> Given that for a number of these benchmarks, it seems to be barely competitive with the previous gen

We're not reading the same numbers I think. Compared to Opus 4.6, it's a big jump nearly in every single bench GP posted. They're "only" catching up to Google's Gemini on GPQA and MMMLU but they're still beating their own Opus 4.6 results on these two.

This sounds like a much better model than Opus 4.6.

▲

ninjagoo 2 hours ago | parent [-]

> We're not reading the same numbers I think.

We must not be.

That's why I listed out the ones where it is barely competitive from @babelfish's table, which itself is extracted from Pg 186 & 187 of the System Card, which has the comparison with Opus 4.6, GPT 5.4 and Gemini 3.1 Pro.

Sure, it may be better than Opus 4.6 on some of those, but barely achieves a small increase over GPT-5.4 on the ones I called out.

▲

nimchimpsky an hour ago | parent [-]

barely competitive ? Mythos column is the first column.

You are the only person with this take on hackernews, everyone else "this is a massive a jump". Fwiwi, the data you list shows the biggest jump I remember for mythos

▲

devmor 23 minutes ago | parent [-]

The biggest jump in the numbers they quoted is 6%.

Please look at the columns OTHER than Opus as well.

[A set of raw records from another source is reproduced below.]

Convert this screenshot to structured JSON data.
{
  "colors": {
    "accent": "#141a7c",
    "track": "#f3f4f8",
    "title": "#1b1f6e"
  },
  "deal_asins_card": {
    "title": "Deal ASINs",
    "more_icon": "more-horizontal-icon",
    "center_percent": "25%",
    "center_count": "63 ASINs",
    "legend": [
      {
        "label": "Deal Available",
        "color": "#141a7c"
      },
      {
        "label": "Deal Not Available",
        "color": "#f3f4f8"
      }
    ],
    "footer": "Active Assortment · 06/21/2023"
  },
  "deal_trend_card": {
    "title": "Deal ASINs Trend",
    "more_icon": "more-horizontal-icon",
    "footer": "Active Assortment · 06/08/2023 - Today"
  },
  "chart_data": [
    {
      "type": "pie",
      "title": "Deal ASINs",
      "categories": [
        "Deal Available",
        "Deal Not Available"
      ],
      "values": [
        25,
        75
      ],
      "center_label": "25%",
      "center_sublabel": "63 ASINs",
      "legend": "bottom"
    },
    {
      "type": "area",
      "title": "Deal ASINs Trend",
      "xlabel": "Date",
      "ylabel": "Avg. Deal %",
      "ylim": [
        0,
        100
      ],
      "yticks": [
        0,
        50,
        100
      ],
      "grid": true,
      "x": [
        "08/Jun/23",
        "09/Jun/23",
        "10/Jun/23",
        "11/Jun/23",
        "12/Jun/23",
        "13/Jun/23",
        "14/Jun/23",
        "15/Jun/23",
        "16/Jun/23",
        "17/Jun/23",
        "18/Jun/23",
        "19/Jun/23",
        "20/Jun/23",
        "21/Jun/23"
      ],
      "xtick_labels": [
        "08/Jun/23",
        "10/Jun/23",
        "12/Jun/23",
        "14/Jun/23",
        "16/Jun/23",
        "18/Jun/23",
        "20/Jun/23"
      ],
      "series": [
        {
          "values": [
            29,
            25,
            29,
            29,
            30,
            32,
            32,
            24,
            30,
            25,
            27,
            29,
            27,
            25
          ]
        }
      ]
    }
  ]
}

	▲	josephg 9 minutes ago \| parent [-]
		> Combined results (Claude Mythos / Claude Opus 4.6 / GPT-5.4 / Gemini 3.1 Pro) > Terminal-Bench 2.0: 82.0% / 65.4% / 75.1% / 68.5% > USAMO: 97.6% / 42.3% / 95.2% / 74.4% > The biggest jump in the numbers they quoted is 6%. Just in the numbers you quoted, thats a 16.6% jump in terminal-bench and a 55.3% absolute increase in USAMO over their previous Opus 4.6 model.